British Columbia

Reform of B.C. legislature's finances underway

The all-party committee that oversees the $63-million annual budget of the B.C. legislature met publicly for the first time ever on Tuesday, following a scathing report that its financial record keeping has been a miserable failure.

Contracts and travel expenses of former and present clerks raise questions

The B.C. legislature assembly management committee met publicly for the first time on Tuesday. (Stephen Smart/CBC)

The all-party committee that oversees the $63-million annual budget of the B.C. legislature met publicly for the first time ever on Tuesday, following a scathing report that its financial record keeping has been a miserable failure.

The legislative assembly management committee came under fire last month after the province's auditor general concluded it was failing to keep even the most basic accounting records of legislative spending, including the expenses of all the province's MLAs.

The committee was first established in 1992 to overseeing millions in public spending linked to the running of the legislature, but it's been nearly five years since it's even published an annual report.

Now the committee is trying to make some major changes, which began with its first meeting in public.

The committee will meet again at the end of September with Auditor General John Doyle to go over an action plan for dealing with his concerns about a lack of financial oversight.

It will also soon receive a full report into ongoing spending at the legislature, construction projects, security spending and other operating expenses.

The committee will also be getting an opinion from the privacy commissioner about publicly releasing detailed expense accounts for MLA's. There are legal concerns about releasing the salaries of constituency workers in MLAs' offices, because they are technically not government employees.

Former clerk's contract questioned

The committee also discussed the future of former legislative clerk George MacMinn, one of the most senior experts on parliamentary procedure in the entire British Commonwealth.

MacMinn retired recently as a civil servant, but has since been hired as a private consultant at a rate of  $240,000 a year to assist his replacement.

The NDP dropped their motion on Tuesday to end that contract after learning it was approved last year by all MLAs in a vote in the house.
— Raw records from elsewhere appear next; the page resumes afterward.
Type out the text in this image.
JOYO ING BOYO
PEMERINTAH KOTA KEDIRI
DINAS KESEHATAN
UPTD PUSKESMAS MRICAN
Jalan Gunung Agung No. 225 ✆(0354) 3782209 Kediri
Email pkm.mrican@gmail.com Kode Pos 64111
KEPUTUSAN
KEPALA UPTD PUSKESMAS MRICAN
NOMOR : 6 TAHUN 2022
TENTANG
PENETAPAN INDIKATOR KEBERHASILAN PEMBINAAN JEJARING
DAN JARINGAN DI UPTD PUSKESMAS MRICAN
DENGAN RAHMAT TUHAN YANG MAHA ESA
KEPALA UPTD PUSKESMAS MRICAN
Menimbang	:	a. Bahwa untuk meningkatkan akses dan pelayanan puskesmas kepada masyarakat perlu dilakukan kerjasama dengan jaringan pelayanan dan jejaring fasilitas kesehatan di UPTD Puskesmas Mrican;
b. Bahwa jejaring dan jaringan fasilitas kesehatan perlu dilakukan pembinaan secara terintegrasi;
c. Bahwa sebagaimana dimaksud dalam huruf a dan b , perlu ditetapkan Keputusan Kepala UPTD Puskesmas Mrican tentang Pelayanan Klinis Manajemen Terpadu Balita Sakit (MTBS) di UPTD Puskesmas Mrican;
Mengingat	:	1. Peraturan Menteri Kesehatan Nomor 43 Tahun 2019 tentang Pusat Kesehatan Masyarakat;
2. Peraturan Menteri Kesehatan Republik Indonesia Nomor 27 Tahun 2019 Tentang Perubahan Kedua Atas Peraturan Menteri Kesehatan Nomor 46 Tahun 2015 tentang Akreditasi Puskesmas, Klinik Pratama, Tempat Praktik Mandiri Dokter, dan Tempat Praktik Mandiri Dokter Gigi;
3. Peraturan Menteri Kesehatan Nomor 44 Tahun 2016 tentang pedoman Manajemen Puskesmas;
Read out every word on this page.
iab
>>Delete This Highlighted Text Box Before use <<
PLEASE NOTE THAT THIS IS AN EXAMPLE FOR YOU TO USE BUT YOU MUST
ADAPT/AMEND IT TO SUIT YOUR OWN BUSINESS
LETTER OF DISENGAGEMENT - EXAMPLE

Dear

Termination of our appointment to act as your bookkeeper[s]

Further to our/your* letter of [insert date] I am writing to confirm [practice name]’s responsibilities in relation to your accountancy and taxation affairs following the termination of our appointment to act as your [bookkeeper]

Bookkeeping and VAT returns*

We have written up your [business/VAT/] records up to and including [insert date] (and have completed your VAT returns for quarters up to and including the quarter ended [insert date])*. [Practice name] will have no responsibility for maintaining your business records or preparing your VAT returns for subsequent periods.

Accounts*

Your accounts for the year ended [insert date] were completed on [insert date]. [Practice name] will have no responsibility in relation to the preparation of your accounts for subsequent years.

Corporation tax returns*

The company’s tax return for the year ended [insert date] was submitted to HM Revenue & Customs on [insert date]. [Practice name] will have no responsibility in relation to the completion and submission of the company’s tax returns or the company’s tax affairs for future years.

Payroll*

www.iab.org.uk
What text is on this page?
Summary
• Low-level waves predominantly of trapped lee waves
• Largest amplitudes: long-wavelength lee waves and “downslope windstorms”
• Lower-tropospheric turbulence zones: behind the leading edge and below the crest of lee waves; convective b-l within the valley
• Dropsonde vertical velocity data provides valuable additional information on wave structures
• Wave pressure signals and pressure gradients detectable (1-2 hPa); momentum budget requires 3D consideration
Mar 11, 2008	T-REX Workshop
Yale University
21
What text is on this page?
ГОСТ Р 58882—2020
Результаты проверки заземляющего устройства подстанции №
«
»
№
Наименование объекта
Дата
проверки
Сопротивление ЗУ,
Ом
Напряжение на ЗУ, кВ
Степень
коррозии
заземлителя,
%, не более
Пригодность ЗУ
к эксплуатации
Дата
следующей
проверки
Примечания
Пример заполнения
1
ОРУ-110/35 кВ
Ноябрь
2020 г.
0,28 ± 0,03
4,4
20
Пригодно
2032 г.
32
But the NDP continued to raise concerns about MacMinn's contract.

"It strikes me that a $250,000 a year contribution to a clerk consultant is unnecessary," said Opposition New Democrat committee member John Horgan.

"When people retire they get a gold watch and they move away. They don't get a two-year contract."

Horgan said he was concerned the job description details of MacMinn's two-year consulting contract are not known. He wondered if the contract could also cover other expenses, including "club fees."

The committee, which includes three Liberals, Speaker of the Legislature Bill Barisoff, and two New Democrats, agreed to examine MacMinn's contract.

The committee asked the clerk's office to provide a report into exactly what MacMinn has been doing to earn his money, and the governing Liberals have agreed to raise the issue for debate the next time the legislature sits.

MacMinn declined to comment when contacted by the media.

But his replacement Criag James told the committee MacMinn's contract was legally binding over the two years and if it was challenged, could "end up costing the legislative assembly a whole lot more."

Travel expenses questioned

James, who replaced MacMinn last year, told the committee he's committed to full financial and political accountability under his watch.

He said his office has made great strides towards cleaning up the books and he intends on making the legislature a "shining model of accountability."

"I will not have my name attached to a bad audit," he told the committee.

But minutes after the committee's historic first public meeting adjourned, a B.C.-based political watchdog group, IntegrityBC, released documents obtained under a freedom of information request, detailing James's travel expenses while he was the acting chief of Elections BC, the province's electoral monitor.

"British Columbians paid thousands of dollars for the former head of Elections BC to take his wife on a business trip to Africa and for him to later stay at an exclusive private club in Washington, D.C. and an Arizona resort," said an IntegrityBC statement.

IntegrityBC said James's $43,295 bill for travel expenses between Aug. 25 and Dec. 12, 2010. Elections BC confirmed there are new travel rules that bar officials from travelling in business class.

IntegrityBC said James travelled to Nairobi, Kenya, with his wife, to attend a Commonwealth Parliamentary conference and also stayed at exclusive resorts in Washington, DC and Phoenix, Arizona.

James defends travel expenses

James confirmed the travel costs but denied they were lavish or exclusive. He said he often saves money because political and financial organizations cover some of his costs and said IntegrityBC never called him to get his side of the story.

"It's not factual and it's a disappointing feature of somebody who would call themselves IntegrityBC," said James.

He confirmed spending $14,523 for two business class seats to attend the Commonwealth Parliamentary Association Conference in Nairobi, Kenya with his wife.

James said the flight was a deal under a group rate obtained through a travel agent that ended up costing less than a single fare on Air Canada.

ElectionsBC travel entitlements at that time permitted the splitting of airfare costs up to and including business class fares with another person. The entitlements have since been dropped.

James said his $399-per-night stay, plus taxes, at the Arizona Biltmore Resort and Spa in Phoenix coincided with a conference at the facility.